10. Avoid a slow start. The last three years the Packers opened 1-4, and the last two seasons they missed the playoffs. For the Packers to make the playoffs in 2007, there is no way a 1-4 start can happen. Even though the NFC is weak, the Packers can't afford to play catch-up in the final 11 games. A quick start would build momentum and get this young team believing. Another sluggish start and who knows what will become of this team?
9. Defend homefield. The Packers were dominant at home during Brett Favre's MVP seasons, but now visitors to Lambeau Field make themselves a little too comfortable. Green Bay has not won six home games since 2002, when the Packers were 8-0, 12-4 overall. Any playoff team has a homefield advantage, but the Packers hardly have one now. That has to change.
8. Justin Harrell. I believe the first-round pick for an 8-8 team has to become a starter and a contributor for the team to make a jump. However, Harrell looks like a complementary player. He plays on a deep defensive line and picking him just seems strange when the Packers could've went in other directions (see safety Reggie Nelson, wide receiver Robert Meachem). It's doubtful this rookie will make an impact, and that's not what a team needs from the 16th pick in the draft.

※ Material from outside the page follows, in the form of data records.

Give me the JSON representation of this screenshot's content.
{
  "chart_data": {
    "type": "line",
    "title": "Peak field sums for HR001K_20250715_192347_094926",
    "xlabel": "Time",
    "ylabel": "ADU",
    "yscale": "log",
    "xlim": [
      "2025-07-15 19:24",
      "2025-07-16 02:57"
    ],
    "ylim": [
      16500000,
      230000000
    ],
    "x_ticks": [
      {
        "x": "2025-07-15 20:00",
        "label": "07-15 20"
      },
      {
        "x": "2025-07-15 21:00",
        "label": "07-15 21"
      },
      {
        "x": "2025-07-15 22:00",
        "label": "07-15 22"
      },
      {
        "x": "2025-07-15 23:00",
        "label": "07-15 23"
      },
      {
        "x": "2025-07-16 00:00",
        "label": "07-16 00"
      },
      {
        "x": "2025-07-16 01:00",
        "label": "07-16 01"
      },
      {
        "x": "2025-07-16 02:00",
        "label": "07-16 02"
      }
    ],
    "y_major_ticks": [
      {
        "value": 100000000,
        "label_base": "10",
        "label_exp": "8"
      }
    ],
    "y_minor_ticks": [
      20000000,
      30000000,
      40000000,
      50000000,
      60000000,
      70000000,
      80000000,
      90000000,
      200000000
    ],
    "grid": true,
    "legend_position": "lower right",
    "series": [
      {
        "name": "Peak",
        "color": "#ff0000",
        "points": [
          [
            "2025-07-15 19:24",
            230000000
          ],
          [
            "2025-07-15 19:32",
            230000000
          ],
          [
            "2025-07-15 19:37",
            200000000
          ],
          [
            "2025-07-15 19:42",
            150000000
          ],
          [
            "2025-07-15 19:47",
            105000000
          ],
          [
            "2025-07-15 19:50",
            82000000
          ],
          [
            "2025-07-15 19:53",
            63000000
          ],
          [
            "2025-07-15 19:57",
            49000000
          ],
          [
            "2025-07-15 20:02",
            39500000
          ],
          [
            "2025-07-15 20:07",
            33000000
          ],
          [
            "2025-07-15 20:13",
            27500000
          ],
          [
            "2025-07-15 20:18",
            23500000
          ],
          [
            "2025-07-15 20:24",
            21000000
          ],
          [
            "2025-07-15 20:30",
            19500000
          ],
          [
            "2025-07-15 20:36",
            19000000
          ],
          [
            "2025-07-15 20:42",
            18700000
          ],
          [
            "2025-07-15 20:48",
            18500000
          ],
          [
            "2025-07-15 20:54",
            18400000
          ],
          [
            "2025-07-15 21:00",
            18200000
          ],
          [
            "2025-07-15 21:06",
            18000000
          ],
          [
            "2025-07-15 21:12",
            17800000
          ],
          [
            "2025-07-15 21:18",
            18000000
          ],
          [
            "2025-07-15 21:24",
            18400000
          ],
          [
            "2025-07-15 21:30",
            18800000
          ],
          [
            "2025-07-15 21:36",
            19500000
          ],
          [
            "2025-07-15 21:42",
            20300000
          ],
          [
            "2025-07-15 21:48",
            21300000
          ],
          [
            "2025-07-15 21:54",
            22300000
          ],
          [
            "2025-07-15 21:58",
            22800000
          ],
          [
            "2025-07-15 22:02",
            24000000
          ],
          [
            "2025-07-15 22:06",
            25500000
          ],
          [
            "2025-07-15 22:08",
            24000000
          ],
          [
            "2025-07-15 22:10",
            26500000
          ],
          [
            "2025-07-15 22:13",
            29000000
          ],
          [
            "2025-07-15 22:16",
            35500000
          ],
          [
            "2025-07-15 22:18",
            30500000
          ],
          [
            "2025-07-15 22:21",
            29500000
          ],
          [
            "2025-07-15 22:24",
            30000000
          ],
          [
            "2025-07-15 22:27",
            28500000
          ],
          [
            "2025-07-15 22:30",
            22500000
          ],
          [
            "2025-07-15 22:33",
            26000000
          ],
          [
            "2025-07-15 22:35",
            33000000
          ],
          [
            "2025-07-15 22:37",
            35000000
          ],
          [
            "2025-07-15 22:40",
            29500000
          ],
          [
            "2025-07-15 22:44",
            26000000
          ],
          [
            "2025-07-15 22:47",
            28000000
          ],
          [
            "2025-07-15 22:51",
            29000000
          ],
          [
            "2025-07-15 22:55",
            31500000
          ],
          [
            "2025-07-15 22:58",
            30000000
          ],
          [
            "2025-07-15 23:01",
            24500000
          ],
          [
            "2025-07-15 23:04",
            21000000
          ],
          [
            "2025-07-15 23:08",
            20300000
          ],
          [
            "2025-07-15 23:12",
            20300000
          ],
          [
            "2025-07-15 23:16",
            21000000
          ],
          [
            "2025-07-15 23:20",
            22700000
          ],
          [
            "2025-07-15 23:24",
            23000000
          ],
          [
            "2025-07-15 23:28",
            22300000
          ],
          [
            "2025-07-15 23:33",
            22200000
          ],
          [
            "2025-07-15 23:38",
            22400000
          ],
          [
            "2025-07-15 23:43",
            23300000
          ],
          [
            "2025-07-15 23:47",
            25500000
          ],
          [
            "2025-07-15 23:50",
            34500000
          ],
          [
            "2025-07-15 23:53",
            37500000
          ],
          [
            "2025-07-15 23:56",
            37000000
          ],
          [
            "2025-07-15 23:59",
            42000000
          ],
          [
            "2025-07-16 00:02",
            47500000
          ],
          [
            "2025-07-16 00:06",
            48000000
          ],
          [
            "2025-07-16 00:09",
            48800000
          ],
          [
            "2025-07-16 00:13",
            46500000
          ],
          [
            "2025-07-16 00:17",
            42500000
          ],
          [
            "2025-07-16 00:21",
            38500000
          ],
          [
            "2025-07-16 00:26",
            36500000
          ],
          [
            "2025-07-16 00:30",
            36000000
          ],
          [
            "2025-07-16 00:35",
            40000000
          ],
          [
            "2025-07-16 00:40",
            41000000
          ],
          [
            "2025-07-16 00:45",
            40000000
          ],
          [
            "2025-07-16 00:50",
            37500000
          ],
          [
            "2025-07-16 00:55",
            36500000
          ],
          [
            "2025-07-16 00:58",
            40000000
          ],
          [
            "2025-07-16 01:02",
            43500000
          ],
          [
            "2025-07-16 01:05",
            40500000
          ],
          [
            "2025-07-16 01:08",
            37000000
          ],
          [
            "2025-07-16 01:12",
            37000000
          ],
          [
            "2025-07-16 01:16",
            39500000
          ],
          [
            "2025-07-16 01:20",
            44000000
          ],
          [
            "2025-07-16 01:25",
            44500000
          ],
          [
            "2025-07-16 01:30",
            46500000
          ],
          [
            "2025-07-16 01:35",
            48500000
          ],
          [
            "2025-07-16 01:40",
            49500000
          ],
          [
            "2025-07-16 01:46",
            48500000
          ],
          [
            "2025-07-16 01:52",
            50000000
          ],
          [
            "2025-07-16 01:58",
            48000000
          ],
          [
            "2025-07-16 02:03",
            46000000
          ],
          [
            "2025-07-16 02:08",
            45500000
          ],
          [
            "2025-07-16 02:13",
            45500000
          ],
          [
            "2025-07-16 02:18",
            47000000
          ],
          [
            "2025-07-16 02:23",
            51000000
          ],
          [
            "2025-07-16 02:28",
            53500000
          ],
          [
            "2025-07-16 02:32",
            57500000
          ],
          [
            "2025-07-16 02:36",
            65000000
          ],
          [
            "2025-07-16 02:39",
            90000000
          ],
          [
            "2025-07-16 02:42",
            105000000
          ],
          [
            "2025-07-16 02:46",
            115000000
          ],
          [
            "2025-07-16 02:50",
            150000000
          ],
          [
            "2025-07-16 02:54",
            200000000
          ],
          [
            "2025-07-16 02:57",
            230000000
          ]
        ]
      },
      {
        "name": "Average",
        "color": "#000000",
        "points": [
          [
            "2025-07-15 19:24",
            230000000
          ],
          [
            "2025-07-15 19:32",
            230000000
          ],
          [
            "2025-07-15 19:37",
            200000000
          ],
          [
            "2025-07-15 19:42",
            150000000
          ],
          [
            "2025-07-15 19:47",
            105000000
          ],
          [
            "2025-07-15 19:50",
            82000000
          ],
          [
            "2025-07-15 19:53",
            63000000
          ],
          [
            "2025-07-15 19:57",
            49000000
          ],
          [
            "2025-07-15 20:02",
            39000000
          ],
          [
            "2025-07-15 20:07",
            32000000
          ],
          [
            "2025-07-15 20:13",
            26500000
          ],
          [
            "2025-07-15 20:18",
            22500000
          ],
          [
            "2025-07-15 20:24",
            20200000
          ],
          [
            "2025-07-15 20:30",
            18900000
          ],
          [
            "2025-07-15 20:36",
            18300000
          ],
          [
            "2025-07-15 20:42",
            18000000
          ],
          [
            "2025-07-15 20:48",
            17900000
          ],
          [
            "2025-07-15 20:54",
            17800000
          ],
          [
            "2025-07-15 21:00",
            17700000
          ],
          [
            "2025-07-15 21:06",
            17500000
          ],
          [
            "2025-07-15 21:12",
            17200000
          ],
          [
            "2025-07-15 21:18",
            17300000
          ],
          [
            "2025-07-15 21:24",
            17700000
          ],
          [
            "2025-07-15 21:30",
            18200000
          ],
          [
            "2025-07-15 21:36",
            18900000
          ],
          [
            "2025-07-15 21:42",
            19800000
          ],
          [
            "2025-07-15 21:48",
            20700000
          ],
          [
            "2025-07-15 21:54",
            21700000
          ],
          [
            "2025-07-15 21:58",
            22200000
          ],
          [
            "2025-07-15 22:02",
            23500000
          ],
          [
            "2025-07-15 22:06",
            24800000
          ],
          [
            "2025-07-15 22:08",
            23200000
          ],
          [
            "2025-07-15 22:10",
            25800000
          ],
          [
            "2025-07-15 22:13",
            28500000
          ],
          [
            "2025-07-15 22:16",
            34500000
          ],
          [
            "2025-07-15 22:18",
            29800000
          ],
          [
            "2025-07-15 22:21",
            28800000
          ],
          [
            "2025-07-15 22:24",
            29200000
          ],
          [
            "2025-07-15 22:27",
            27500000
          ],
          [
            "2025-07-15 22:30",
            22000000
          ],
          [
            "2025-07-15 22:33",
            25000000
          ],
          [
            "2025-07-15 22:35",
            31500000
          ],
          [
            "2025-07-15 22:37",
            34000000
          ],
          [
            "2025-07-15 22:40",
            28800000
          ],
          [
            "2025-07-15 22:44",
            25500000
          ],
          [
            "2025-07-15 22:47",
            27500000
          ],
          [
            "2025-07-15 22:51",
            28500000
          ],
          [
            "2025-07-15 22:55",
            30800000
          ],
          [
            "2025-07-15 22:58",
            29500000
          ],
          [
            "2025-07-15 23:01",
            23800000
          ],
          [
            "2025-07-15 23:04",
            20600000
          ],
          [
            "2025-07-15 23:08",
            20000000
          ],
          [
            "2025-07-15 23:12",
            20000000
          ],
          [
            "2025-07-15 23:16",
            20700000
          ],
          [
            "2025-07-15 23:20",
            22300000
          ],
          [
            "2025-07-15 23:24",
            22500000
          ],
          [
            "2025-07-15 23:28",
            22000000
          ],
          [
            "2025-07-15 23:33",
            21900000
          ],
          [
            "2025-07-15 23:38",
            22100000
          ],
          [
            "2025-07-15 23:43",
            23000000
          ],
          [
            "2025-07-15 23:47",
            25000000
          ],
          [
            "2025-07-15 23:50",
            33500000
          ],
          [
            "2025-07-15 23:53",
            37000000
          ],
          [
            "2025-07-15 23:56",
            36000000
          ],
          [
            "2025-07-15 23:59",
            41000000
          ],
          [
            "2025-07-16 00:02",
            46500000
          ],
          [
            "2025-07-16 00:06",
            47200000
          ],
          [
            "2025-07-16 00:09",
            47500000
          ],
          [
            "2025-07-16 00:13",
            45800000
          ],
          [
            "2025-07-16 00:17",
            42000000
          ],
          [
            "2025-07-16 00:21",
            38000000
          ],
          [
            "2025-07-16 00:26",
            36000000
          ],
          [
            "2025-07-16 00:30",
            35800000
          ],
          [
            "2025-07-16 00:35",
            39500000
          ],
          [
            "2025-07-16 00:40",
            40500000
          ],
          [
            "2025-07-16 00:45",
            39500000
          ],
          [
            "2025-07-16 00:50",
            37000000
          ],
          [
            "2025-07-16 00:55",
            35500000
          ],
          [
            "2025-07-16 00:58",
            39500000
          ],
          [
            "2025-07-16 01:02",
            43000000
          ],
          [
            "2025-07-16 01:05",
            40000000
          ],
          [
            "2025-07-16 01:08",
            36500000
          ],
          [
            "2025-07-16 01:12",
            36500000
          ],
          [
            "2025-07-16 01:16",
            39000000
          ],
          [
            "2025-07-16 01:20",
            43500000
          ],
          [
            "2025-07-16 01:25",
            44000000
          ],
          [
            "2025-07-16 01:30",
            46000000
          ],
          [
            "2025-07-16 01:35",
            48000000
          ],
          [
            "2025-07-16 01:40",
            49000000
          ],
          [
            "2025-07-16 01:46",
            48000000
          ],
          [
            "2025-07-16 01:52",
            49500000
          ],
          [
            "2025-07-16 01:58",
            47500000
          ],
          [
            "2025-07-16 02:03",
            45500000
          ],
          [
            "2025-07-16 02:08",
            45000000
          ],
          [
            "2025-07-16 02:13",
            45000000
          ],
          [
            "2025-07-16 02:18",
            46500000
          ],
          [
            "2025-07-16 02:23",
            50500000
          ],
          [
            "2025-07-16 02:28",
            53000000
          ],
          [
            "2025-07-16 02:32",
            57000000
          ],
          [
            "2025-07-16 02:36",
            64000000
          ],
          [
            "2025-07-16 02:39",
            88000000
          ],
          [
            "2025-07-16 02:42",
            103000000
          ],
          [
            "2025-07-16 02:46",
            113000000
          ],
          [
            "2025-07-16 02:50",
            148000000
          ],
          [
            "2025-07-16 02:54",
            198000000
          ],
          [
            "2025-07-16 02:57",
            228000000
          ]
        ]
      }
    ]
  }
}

7. Mason Crosby. A rookie kicker never is a sure thing (see Brett Conway). Also, in the NFL there are so many games decided by 3 points or less, you wonder if this kid can handle real pressure.
6. Brett Favre. People raved about Favre last season, but he tied a career-low with 18 TD passes, his lowest total since 1992, and had 18 INTs, which was 11 fewer than 2005. His passer rating was a mortal 72.7. Not great, not even good. Just so-so. He needs to be better this season. Throw fewer INTs and become better in the red zone, a place the Packers were terrible in 2006.
5. Health. It's always important, but with a team which lacks experienced depth, the Packers need as few players on crutches as possible. It seems weird to say this, but the one spot the Packers have depth is quarterback, where Aaron Rodgers had a good preseason. On the other side of the spectrum, cornerback has no proven depth, so health is huge.
4. James Jones. He appears to be the Packers' most ready draft pick … if he can read defenses. His preseason assured the Packers he can play physically now, but he must be able to read defenses on the run, and Sunday will be a test with a blitz-happy Eagles defense. If Jones comes around, he gives Favre three reliable weapons at WR, joining Donald Driver and possibly Greg Jennings, who has been nursing a sore hamstring.
3. Return game. With the Packers' offense a question right now, the shorter the field the offense has to travel, the better. This means the return game has to become something it hasn't been in quite a while – a threat. Even if the offense can't score after a big return, field position is key, and pinning a team deep in its own territory can sometimes result in big defensive plays.
2. Safeties. Nick Collins is in his third year and Atari Bigby his second. Both are good athletes, but this twosome will not make Packers fans think of the LeRoy Butler-Eugene Robinson combo from years ago. Nonetheless, if this duo can just play steady and limit big plays, it'll be doing the job. The last thing the last line of defense needs to be doing is chasing receivers downfield. Let's not see that.
1. The running game. The Packers need to set up their passing game with the running game, not the other way around. This is because Favre, like it or not, is a game manager now. However, Favre may be pressed into trying to make tough plays, because rookies Brandon Jackson and DeShawn Wynn, Vernand Morency and Ryan Grant don't exactly comprise a top 10 running back group. The Packers' running game must become the leader on offense, not a support unit, but right now can we say it will be?